The ruling elite were happy because they were able to avoid their responsibility to provide the people with a good life. They could create a vicious circle of hate-filled attacks and counter-attacks in no time in any location they wished, because people were on edge and had been egged onto demonise entire groups of others who didn’t look like them and belonged to different ethnicities

That’s now a cycle that’s common in the West after the recent round of the Israeli-Palestinian conflict broke out and it seems the peacemakers from the developing world would have to step in if any of this mindless acrimony is to be quelled.

But yet, the intensity of the rancour now being spread in parts of the industrialised world is suspect. Do people want to keep conflict brewing?

It used to be that if there was conflict between Israel and Palestine, that various western actors who didn’t have a direct stake in these matters stepped in trying to make peace.

The Norwegians famously stepped in once, even though they quickly learned that to establish peace between sworn enemies in the Middle East requires much more than a quick surgical intervention from Scandinavia.

These days there doesn’t seem to be anyone ready to offer good-Samaritan services because the people in western suburbia are caught up in vicious cycles of violence themselves. The leadership doesn’t want to get involved fearing that if they do they would antagonise local groups.

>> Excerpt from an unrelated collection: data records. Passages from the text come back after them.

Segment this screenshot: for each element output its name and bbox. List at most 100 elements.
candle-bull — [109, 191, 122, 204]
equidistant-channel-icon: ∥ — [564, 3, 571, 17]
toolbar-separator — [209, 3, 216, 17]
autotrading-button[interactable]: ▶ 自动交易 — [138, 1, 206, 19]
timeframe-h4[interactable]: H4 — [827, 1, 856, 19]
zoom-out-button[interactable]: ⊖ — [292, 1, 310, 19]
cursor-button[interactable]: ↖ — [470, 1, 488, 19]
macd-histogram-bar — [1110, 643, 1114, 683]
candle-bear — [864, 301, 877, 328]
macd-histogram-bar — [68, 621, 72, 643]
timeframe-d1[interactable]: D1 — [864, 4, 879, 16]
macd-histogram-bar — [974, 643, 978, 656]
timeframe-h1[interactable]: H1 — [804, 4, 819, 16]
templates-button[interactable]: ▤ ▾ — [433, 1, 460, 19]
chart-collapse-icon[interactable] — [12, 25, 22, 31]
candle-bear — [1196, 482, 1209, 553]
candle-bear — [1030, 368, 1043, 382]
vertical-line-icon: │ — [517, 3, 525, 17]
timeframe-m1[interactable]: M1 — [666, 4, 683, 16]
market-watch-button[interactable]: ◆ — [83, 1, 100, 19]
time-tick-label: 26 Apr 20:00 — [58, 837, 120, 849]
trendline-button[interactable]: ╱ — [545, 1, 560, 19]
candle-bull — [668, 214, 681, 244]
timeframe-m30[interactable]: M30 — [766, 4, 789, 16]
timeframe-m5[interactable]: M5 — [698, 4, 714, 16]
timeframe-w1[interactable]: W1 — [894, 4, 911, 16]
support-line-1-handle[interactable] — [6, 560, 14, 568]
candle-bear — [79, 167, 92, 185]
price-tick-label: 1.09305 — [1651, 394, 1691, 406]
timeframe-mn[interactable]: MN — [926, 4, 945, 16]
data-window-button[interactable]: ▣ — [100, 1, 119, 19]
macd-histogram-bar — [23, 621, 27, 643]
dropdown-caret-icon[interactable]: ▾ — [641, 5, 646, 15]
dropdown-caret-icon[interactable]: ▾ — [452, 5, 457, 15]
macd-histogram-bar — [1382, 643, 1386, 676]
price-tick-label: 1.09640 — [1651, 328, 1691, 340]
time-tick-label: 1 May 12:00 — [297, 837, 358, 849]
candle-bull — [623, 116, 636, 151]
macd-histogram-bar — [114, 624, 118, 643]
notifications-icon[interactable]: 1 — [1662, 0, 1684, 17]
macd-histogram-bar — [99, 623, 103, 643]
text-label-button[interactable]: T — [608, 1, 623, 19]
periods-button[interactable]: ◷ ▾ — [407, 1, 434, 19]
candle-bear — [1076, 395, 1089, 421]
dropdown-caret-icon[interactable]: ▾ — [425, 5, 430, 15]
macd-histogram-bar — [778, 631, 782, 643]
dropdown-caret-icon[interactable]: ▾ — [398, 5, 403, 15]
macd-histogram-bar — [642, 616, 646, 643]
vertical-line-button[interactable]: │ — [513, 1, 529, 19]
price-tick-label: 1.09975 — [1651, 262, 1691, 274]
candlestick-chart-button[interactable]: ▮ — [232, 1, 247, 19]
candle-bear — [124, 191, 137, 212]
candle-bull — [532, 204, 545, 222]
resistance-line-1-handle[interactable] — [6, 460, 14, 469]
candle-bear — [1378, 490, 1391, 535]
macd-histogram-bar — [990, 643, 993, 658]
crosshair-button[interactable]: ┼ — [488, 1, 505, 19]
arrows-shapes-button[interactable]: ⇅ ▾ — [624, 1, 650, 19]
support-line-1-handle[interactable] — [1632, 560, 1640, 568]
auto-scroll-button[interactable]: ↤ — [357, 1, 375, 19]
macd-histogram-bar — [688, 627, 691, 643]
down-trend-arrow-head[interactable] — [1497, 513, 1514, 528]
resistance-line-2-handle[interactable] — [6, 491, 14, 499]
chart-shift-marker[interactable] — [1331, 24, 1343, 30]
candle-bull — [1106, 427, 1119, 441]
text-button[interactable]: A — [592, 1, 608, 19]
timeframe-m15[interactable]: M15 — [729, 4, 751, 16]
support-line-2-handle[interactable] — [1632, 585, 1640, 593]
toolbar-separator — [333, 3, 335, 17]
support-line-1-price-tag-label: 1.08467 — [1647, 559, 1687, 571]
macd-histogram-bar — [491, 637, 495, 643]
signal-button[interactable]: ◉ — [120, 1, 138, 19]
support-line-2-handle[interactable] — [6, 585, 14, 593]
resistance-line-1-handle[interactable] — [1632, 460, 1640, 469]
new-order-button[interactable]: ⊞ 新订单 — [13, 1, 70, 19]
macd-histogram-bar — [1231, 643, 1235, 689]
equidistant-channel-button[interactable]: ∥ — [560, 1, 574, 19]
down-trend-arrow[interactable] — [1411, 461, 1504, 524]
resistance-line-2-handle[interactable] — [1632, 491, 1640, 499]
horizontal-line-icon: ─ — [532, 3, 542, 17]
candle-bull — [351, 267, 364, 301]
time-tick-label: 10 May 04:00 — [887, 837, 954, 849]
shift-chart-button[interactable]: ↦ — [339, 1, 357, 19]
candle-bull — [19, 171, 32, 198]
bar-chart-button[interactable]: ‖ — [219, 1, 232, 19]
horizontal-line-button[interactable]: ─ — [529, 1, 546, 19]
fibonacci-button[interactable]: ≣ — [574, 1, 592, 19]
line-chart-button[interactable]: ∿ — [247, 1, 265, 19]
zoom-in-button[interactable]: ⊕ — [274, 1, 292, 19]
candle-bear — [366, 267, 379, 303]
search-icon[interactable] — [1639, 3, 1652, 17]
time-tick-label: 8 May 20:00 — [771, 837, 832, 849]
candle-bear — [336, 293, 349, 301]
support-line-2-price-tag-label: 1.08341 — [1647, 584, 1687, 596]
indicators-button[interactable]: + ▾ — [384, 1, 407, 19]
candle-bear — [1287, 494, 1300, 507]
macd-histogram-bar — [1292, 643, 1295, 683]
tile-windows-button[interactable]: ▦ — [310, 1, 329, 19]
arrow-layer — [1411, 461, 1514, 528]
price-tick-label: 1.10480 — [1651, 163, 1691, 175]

It was the late Mahathma Gandhi who snidely observed that religion is the opium of the masses. There are fewer religion based conflicts now in Asia than in Europe and the Americas. When there were conflicts based on religion and ethnicity in countries such as ours they used to have a geographically-based character in the main. It means that these spats were confined to certain regions of the country specifically, even though there was some natural spillover to other parts of the country in sporadic instances.

TANGIBLE

This is not the nature of the acrimony that is now boiling over in the industrialised world. People are bickering with each other in buses and malls and in college campuses and town-squares.

They are not doing so with a view towards bringing about peace and coexistence. They are calling for the extermination of entire races. True that may not be the central slogan in most of the confrontations that are taking place.

But there is so much needless hate that hinges on thinly-veiled genocidal impulses. There seem to be pogroms that are waiting to happen, even though it was thought that the word pogrom went into disuse after the anti-semitic attacks in Europe in the bad days of Hitler.

But now there is the daily threat of pogrom in the air in Europe, and it could be against the Muslims or it could be against the Jews.

It’s a powder-keg in search of a matchstick, and who would have thought that the West with its live-and-let-live reputation, could come to this pass this fast?

It’s this writer’s opinion that these events are not beginning to manifest abruptly merely because there is fighting in Israel and Palestine.

On the contrary this trend seems to be the culmination to a now all too familiar wave of demagoguery in western capitals and suburbia, where hate was used as a weapon to hide economic inequity and the slow withdrawal of benefits from ordinary people who have seen their lot deteriorate from forbidding to miserable.

Hate now seems to be everybody’s business, and for some it is a business as tangible as selling cars, hotdogs or lemonade. They see hate and they see dollar signs before their eyes because hate can always keep the rabble occupied, while the rich hoard more for themselves.